In the previous solution for the same permutations problem, we used the formula of permutation coefficient and printed all permutations by taking LEVELS as ITEMS and CHOICES/EDGES as BOXES in the recursion tree.
In this solution, we will find a relation between binomial expansion and the permutation coefficient. Hence, we will try to find permutations by taking LEVELS as BOXES and find out what should be the choices.
Q) Can you see a relation, and find out how all the permutations of r non-identical items (1, 2, 3, .. r) can be generated using the binomial expansion?
- In combinations, for each box, we had only two choices, whether to place an identical item (i) or not.
- But for permutations, since the items are non-identical, instead of having 2 choices, we will have r + 1 choices.
- These choices will be: whether to place 1st item in the current box, or 2nd item in the current box, ... rth item in the current box or do not place any item.
Hence in a recursion tree, LEVELS are equivalent to BOXES, but the CHOICES/EDGES are ITEMS = 1, 2, 3, ... r or no item (0).
Let us quickly define the expectation, faith and finally meet our expectations with the faith.
Expectation: We expect that the recursive function will give us all the permutations of r non-identical items. At each level, we are deciding for the current box cb.
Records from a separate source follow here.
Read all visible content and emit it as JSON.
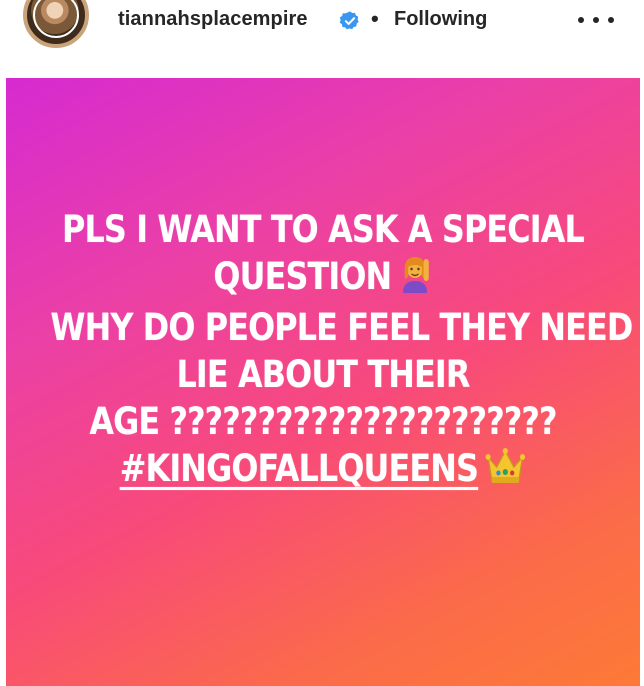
{
  "header": {
    "username": "tiannahsplacempire",
    "separator": "•",
    "follow_status": "Following",
    "verified_icon": "verified-badge-icon",
    "more_icon": "more-options-icon",
    "colors": {
      "verified": "#3897f0",
      "text": "#262626"
    }
  },
  "story": {
    "line1": "PLS I WANT TO ASK A SPECIAL",
    "line2": "QUESTION",
    "line3": "WHY DO PEOPLE FEEL THEY NEED TO",
    "line4": "LIE ABOUT THEIR",
    "line5": "AGE ??????????????????????",
    "hashtag": "#KINGOFALLQUEENS",
    "emoji_raise_hand": "raising-hand-woman-icon",
    "emoji_crown": "crown-icon",
    "gradient": [
      "#d62ad1",
      "#ea3fa8",
      "#f84a7a",
      "#fb6a4a",
      "#fd7a36"
    ]
  }
}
Here, cb is the current box whose decision is to be taken, tb is the total number of boxes, ssf is the number of items placed so far, ts is the total number of identical items, and asf is the answer so far.
Also, there is an items array which will store the box number, in which the item is stored. If items[i] = j, it means ith item is placed in jth box. If the item is not placed yet, then items[i] should be 0.
Faith: We will keep faith on the recursive function that will help us make all the choices for the remaining n-1 boxes.
Meeting Expectation with Faith:
For the current box, we have r + 1 options, whether we should place an item in it or let it remain empty.
But, an item can be placed in the current box only if it has not been placed in any of the previous boxes.
Hence, we will run a loop over all the items [0, r-1] and check whether the current item is placed or not. If it is not placed yet (item[i] == 0), then we will place it in the current box, by updating item[i] = cb, in the node-pre area.
After placing an item, we will recursively call for the remaining boxes by increasing cb by 1, adding the item to the answer so far, and incrementing items placed so far by 1.
Also, after returning from the recursive function of remaining boxes, i.e in the edge-post area, we will update the current box back to empty (item[i] = 0) .
We have explored r choices out of the available r + 1 choices. The only choice remaining to be executed is to not place any item in the current box. Hence, we will simply call for the next box (cb + 1) and add "-" (empty box) to the answer so far .
Base Case
Since we are picking all the boxes level by level, we should stop when decisions for all the boxes have been made. Hence, we should stop when the current box becomes greater than the total boxes (cb > tb).
Now, there is a catch. As discussed in the mathematical formula, we will generate all the permutations of 0 items, 1 items, 2 items, and so on. But we only require those permutations which have ts (total number of non- identical) items in the answer string. Hence, we will print the permutation only if ssf = ts.